10/12/05 14:28:23.64	-76.234264	43.106416	49.87	120.0	A7CD9B0700000000000000000000000000000000000000...
10/12/05 14:28:23.75	-76.234264	43.106416	51.78	120.0	A7CD9B6800000000000000000000000000000000000000...
10/12/05 14:28:23.80	-76.234264	43.106416	49.83	120.0	B7CD9B2700000000000000320000000000000000000000...
10/12/05 14:28:23.91	-76.234264	43.106416	50.36	120.0	A7CD9B6800210000000000010000000000000000000000...

For visuzliation, there are a few options. The easiest is the ‘dumb’ option, whereby the depthrange is ignored. I often do not change the depth range for this express purpose, but for other options you can see below.
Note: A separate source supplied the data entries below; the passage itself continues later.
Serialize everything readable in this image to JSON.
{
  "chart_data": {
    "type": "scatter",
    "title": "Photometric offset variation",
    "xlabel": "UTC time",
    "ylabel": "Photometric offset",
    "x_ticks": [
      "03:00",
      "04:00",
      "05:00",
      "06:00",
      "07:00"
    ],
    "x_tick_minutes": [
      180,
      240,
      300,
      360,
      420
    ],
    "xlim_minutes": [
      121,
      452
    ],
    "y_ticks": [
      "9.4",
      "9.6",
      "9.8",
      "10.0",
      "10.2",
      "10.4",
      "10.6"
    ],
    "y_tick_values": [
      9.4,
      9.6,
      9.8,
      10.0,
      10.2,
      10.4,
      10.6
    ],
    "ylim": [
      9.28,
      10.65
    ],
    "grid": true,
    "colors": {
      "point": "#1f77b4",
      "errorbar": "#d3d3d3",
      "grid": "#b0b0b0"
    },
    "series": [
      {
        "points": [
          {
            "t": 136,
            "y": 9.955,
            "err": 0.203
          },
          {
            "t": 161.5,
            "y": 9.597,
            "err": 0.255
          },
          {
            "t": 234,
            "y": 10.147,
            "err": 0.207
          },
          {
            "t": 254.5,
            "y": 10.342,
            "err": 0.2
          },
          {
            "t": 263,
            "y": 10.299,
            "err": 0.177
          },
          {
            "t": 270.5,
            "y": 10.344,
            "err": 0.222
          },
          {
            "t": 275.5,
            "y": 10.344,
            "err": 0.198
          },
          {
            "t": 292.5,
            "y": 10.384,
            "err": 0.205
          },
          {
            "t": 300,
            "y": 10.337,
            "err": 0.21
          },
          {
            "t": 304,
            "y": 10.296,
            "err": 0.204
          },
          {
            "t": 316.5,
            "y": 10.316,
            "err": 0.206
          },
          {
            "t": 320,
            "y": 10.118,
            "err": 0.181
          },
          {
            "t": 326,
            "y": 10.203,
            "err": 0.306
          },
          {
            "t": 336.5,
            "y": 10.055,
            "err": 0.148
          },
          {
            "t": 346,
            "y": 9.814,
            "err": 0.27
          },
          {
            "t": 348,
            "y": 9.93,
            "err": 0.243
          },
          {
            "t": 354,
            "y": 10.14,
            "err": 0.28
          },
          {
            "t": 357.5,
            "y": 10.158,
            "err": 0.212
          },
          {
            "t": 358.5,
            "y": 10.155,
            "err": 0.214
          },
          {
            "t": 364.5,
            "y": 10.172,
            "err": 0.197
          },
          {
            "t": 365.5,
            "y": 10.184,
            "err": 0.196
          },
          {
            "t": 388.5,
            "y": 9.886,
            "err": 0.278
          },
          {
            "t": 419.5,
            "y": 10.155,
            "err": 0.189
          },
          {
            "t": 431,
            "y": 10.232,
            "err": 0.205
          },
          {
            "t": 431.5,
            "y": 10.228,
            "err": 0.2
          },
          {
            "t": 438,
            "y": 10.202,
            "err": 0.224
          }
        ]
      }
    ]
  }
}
Note: We are going to start loading the data into memory, so be very careful when reading an entire file, as the files can get really, really big. Make sure you try a small amount of data before going big!

import numpy as np

alldata = []
def handle_data_lf(datetime, lon, lat, depth, depthrange, data):
    # because the data is not always exactly 200 elements long,
    # we need to manually ensure the output is 200 elements
    # or it won't load into numpy properly
    if len(data) == 200:
        alldata.append(data)
    elif len(data) > 200:
        alldata.append(data[:200])
    else:
        alldata.append(data + [0 for i in range(200-len(data))])

read_odc('sample_odc/20110627125717.odc', handle_lf=handle_data_lf)

np.array(alldata)

array([[255, 255, 255, ...,   0,   0,   0],
       [255, 255, 255, ...,   0,   0,   0],
       [255, 255, 255, ...,  35,   0,   0],
       ..., 
       [255, 255, 255, ...,  68,  68,  51],
       [255, 255, 255, ...,  35,   1,   0],
       [255, 255, 255, ...,  85,  52,  51]])

import matplotlib.pylab as plt
%matplotlib inline

plt.imshow(np.array(alldata).T, aspect='auto')

<matplotlib.image.AxesImage at 0x11012cba8>

The ‘dumb’ way works great, except when there is a change in the depth range, which makes the output inconsistent. There are probably a few approaches, but the first that comes to mind is getting the data in x/y/z, where the x is the ping number (or distance along a transect), y is the actual depth of the measurement, and z is the strength of the return.

xs = []
ys = []
zs = []
pingnum = 0
def handle_data_lf(datetime, lon, lat, depth, depthrange, data):
    global pingnum
    
    if len(data) > 200:
        data = data[:200]
    elif len(data) < 200:
        data = data + [0 for i in range(200-len(data))]
    for i in range(200):
        xs.append(pingnum)
        ys.append(i*depthrange/200.0)
        zs.append(data[i])
    
    pingnum += 1
    if pingnum == 500:
        return False
read_odc('sample_odc/20051012142823.odc', handle_lf=handle_data_lf)

df = pd.DataFrame({'x':xs, 'y':ys, 'z':zs})
df.head()

	y	z
0	0.0	167
1	0.6	205
2	1.2	155
3	1.8	87
4	2.4	0

Unfortunately there is no easy way to plot this without interpolation, although if what is desired is a true transect using distance as the x-axis, this is probably the only way. A less involved method (ignoring distance along the transect) is to pick a depth range at the start, and resample each array as the file is read.

plot_depthrange = 40.0
plot_npixels = 500
plot_res = plot_depthrange / plot_npixels
depthvals = np.arange(0, plot_depthrange, plot_res)
alldata = []

def handle_data_lf(datetime, lon, lat, depth, depthrange, data):
    if depthrange == 0:
        return
    if len(data) > 200:
        data = data[:200]
    elif len(data) < 200:
        data = data + [0 for i in range(200-len(data))]
    old_depthvals = np.arange(0, depthrange, depthrange/200.0)
    resampled = np.interp(depthvals, old_depthvals, data, right=0)
    alldata.append(resampled)
    

read_odc('sample_odc/20140711114326.odc', startline=29000,
         maxlines=6000, handle_lf=handle_data_lf)
plt.imshow(np.array(alldata).T, aspect='auto')

<matplotlib.image.AxesImage at 0x1083e7080>

Closing comments

Processing data from the HydroBox isn’t easy, and it can’t be said that the HydroBox program does a much better job. At least the above code allows the user some flexibility on cropping, resampling, and parsing some of the data for the purposes of diagrams and further geoprocessing.